Fidelibacter

Scientific classification
- Domain: Bacteria
- Kingdom: incertae sedis
- Phylum: Fidelibacterota Katayama et al. 2024
- Class: Fidelibacteria Katayama et al. 2024
- Order: Fidelibacterales Katayama et al. 2024
- Family: Fidelibacteraceae Katayama et al. 2024
- Genus: Fidelibacter Katayama et al. 2024
- Species: F. multiformis
- Binomial name: Fidelibacter multiformis Katayama et al. 2024
- Synonyms: "Marinimicrobia" Rinke et al. 2013

= Fidelibacter =

- Genus: Fidelibacter
- Species: multiformis
- Authority: Katayama et al. 2024
- Synonyms: "Marinimicrobia" Rinke et al. 2013
- Parent authority: Katayama et al. 2024

Genus of bacteria

Fidelibacter is a monotypic genus of bacteria. It contains one species, Fidelibacter multiformis.
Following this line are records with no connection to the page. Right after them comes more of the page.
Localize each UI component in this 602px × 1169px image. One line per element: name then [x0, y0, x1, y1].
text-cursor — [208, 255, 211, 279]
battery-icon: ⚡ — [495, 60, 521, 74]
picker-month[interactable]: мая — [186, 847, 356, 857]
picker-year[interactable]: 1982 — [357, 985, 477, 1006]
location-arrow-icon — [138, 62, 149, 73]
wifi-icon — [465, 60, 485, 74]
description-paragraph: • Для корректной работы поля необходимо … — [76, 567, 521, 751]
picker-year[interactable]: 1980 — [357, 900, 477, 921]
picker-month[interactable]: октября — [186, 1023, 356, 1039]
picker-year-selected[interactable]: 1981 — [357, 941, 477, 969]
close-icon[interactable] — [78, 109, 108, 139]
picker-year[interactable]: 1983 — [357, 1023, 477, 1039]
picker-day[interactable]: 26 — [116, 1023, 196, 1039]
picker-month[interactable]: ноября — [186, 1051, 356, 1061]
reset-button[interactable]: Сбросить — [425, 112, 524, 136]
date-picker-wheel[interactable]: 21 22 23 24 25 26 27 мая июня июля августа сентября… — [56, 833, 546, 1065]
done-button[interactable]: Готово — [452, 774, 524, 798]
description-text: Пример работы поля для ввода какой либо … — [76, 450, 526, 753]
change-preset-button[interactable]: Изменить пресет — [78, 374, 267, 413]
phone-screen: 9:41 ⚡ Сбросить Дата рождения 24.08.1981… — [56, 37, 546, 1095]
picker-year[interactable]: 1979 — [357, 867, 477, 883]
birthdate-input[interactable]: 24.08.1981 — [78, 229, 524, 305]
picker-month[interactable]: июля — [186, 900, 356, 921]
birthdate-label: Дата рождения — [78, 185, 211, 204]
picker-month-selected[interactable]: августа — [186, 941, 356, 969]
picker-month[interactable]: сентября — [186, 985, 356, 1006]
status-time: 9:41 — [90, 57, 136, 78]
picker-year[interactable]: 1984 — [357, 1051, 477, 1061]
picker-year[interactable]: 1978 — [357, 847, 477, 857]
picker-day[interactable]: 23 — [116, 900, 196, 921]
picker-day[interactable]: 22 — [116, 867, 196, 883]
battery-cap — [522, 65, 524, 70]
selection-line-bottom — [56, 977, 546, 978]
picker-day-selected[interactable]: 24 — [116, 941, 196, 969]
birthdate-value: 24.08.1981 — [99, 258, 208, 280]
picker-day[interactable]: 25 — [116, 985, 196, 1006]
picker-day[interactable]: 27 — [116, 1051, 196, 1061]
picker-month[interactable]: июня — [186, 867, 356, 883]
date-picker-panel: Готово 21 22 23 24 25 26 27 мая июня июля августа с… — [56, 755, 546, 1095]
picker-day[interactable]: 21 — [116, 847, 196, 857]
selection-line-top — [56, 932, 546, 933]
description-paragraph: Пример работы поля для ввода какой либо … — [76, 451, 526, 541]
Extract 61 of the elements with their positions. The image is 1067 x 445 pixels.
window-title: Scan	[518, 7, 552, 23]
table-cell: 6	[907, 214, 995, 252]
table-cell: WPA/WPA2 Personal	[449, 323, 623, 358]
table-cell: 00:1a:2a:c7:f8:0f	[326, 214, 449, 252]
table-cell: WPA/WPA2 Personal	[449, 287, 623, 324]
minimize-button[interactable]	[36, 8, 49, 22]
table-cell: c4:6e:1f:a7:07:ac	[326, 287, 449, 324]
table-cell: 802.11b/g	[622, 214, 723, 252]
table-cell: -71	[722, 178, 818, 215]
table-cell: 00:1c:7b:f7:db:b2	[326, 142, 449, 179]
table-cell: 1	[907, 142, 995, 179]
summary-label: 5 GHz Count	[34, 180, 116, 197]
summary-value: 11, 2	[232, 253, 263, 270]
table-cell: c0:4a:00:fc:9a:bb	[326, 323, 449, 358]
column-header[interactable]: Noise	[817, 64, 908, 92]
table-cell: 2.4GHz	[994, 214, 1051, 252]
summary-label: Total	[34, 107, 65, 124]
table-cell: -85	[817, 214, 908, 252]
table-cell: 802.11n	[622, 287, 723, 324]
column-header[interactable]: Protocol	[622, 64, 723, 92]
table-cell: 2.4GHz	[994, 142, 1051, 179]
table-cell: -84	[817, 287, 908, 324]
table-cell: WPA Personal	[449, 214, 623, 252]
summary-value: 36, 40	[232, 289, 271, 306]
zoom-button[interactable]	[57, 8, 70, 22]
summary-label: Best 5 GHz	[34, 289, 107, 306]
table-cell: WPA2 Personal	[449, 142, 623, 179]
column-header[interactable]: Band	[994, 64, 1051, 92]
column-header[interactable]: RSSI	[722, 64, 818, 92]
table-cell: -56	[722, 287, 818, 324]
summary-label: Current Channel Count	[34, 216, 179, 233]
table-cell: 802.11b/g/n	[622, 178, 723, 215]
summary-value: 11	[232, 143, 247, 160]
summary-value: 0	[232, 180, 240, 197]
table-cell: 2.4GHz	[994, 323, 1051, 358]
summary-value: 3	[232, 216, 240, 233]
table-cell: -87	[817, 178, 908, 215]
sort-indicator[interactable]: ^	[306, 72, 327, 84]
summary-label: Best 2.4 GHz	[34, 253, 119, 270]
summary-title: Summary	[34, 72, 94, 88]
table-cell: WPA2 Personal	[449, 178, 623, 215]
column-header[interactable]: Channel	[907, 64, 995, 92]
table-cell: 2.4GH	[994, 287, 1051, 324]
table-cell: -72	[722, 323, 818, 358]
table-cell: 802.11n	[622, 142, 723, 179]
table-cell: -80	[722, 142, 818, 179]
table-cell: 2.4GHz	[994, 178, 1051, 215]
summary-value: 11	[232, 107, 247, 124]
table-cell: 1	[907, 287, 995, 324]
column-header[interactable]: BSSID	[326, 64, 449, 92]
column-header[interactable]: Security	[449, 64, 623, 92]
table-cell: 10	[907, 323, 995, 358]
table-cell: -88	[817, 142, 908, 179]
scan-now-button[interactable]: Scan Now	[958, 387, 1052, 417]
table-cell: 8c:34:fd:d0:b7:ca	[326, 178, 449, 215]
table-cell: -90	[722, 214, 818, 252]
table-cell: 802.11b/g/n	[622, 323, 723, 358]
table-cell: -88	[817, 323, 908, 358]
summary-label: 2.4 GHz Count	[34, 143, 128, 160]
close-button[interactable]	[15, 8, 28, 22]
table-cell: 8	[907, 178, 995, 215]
It is in the monotypic family Fidelibacteraceae, monotypic order Fidelibacterales, monotypic class Fidelibacteria and monotypic phylum Fidelibacterota, previously known as "Marinimicrobia", Marine Group A or SAR406. Fidelibacterota has been found mainly at great depths such as the Challenger Deep, the Mariana Trench, and the Puerto Rico Trench. Fidelibacterota has a low representation in shallow pelagic samples and high abundance in deep samples. Although Fidelibacterota is often associated with low dissolved oxygen environments, very little is known about their ecology and metabolic functions. Fidelibacterota is one of the two valid bacterial phyla that does not belong to any kingdom, the other being Vulcanimicrobiota.